I don’t think it’s what the original poster was looking for, but rhetoric sometimes uses a figure known as the “transferred epithet” (also known as hypallage for all you Greek scholars).

This is where an adjective, commonly associated with another word in the sentence because of its connotation, is grammatically tied to a different noun in the sentence, one to which it strictly shouldn’t apply. It is therefor a type of metaphor closely associated with metonomy (a noun that stands in for something it is closely associated with, e.g. a letter written “in my hand” is in my own handwriting).

Examples: “The general made a cowardly retreat.” Strictly speaking, retreats aren’t cowardly; it is the general who is cowardly. “The man made a drunken promise.” The man, not the promise, is drunk.

Interesting, CJJ*. I’ve wondered about that one ever since one summer day when I was out working in my garden.
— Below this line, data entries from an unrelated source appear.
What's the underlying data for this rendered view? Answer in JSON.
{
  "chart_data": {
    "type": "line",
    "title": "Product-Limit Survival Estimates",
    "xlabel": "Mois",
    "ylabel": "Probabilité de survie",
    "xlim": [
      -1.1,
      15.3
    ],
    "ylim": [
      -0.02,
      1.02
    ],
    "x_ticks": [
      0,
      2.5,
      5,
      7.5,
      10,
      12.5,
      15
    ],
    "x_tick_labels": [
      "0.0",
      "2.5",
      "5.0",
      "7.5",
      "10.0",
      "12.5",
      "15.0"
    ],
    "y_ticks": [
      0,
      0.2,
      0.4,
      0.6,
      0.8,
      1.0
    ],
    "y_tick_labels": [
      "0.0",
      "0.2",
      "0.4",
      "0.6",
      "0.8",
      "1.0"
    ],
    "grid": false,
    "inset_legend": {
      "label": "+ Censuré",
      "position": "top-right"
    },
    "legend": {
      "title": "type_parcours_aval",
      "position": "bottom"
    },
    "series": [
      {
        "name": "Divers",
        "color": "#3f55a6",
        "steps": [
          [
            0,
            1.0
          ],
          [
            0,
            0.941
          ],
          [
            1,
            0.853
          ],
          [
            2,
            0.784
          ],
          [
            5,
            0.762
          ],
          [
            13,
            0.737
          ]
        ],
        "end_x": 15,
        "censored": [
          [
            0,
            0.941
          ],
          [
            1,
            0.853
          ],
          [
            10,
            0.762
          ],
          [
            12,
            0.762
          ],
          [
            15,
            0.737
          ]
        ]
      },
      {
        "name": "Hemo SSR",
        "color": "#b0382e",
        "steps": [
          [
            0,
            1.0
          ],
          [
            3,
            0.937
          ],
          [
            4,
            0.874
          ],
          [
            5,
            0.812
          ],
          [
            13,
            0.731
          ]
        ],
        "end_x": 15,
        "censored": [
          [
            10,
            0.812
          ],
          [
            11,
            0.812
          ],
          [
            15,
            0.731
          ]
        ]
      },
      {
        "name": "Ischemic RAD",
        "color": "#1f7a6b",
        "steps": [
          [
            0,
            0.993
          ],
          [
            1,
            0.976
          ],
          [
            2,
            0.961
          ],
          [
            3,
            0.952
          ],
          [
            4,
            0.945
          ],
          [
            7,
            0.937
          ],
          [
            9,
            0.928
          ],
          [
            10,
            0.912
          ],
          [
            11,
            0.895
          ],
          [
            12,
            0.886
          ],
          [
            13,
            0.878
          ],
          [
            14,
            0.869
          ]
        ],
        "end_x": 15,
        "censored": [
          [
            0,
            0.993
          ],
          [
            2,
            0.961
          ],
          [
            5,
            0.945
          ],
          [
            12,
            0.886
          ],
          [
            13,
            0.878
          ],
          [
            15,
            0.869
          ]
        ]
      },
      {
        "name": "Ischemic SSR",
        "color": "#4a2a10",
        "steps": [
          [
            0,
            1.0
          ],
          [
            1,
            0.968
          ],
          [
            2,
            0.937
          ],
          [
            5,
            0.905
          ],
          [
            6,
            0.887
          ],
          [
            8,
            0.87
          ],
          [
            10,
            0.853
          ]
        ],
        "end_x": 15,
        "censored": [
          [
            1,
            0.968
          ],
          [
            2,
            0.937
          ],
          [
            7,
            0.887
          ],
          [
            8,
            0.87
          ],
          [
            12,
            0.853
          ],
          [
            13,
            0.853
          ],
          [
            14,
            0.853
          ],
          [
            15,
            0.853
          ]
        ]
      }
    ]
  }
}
As I reached for my canteen, I said to myself “Weeding is thirsty work”. But of course, it’s not the work that’s thirsty, it’s me.

And I hasten to point out, in light of the previous conversation, that “Avoid cliches like the plague” isn’t a grammatical rule, but a stylistic one.

I’m not sure I get this example. It might be because"having eyes" is colloquial and not literal.

I only “have eyes” for you. - normally means you are the one single person I have a crush on.

Same meaning, it seems, for:
I “have eyes” for only you.
I “have eyes” for you only.

But, literally,
I have only eyes for you. AND
I only have eyes for you.

could both mean that I bring you eyeballs, and nothing else

Please explain your six distinct meanings.

Gracie Allen was wonderful in terms of misplaced modifiers, and having sudden twists to meanings.

My favorite Gracie-ism: “She was the man who owns the grocery store’s sister.”